Report: Joe Biden to Recommend Increasing Red Tape, Fees on Oil Industry 

President Joe Biden responds to a question about the U.S. border as he speaks in the State Dinning Room of the White House, Saturday, Nov. 6, 2021, in Washington. (AP Photo/Alex Brandon)
AP Photo/Alex Brandon

Despite high gasoline prices stressing the U.S. consumer and home heating prices expected to soar this winter, the Biden administration will reportedly recommend hiking fees and increasing red tape on the United States’s oil industry Friday.

The move to raise the costs of U.S. energy production runs contrary to the Biden administration’s pledge to bring down gasoline costs. The Biden administration has been urging foreign producers to increase oil supplies and asked the Federal Trade Commission to investigate energy companies for potentially illegal and anticompetitive behavior.

The U.S. Interior Department will release a delayed study from the summer about how to further strangle the American energy sector to fulfill Biden’s campaign promise to the far-left, Reuters reported:

Under the U.S. federal oil and gas leasing program, the Interior Department is required to hold regular auctions of federal land for the oil and gas drilling industry – an initiative intended to boost domestic energy self-sufficiency and raise money for public coffers.

One source said the report will discuss royalties and fees that drillers are required to pay for drilling on federal land, as well as non-competitive leasing – a controversial process where leases not sold at an auction can be sold directly to interested companies during the following two years.

About a quarter of the nation’s oil and gas comes from federal leases and the program raises billions of dollars for federal and state budgets.

The review is another step taken in Biden’s war on American energy independence.

The Associated Press

In this Aug. 21, 2017 file photo, workers make sure that each section of the Enbridge replacement Line 3 that is joined passes muster in Superior, Wisc.
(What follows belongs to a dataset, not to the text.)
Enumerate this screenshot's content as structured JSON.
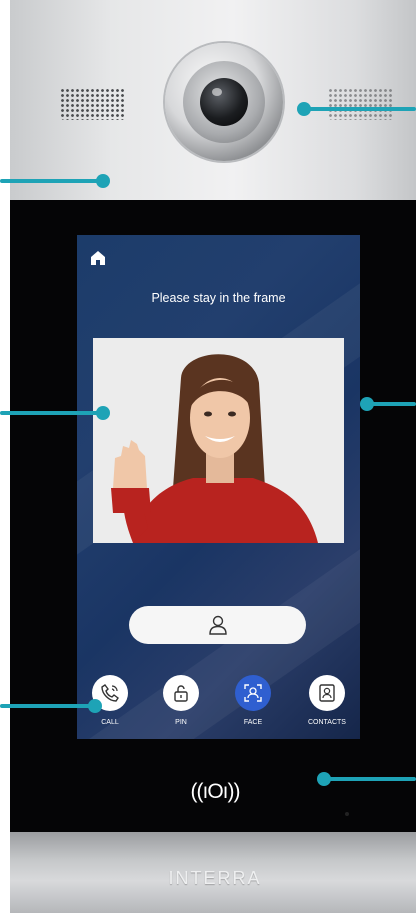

The sponsor of the Keystone XL crude oil pipeline says it’s pulling the plug on the contentious project, Wednesday, June 9, 2021, after Canadian officials failed to persuade the Biden administration to reverse its cancellation of the company’s permit. (Richard Tsong-Taatarii/Star Tribune via AP)

Biden canceled the Keystone XL Pipeline in January. Biden is also weighing whether to cancel the Line 5 Michigan pipeline. The Biden administration has also announced the U.S. would rejoin the Paris Climate Accords and is undertaking a review of environmental regulatory reforms made by the Trump administration that encouraged domestic energy production.

Last week, Biden announced the U.S. would release 50 million barrels of oil from the Strategic Petroleum Reserve in hopes that this would lower gasoline prices. The next day, oil prices climbed higher. Because of pipeline capacity constraints, the maximum daily release from the reserve is 4.5 million barrels.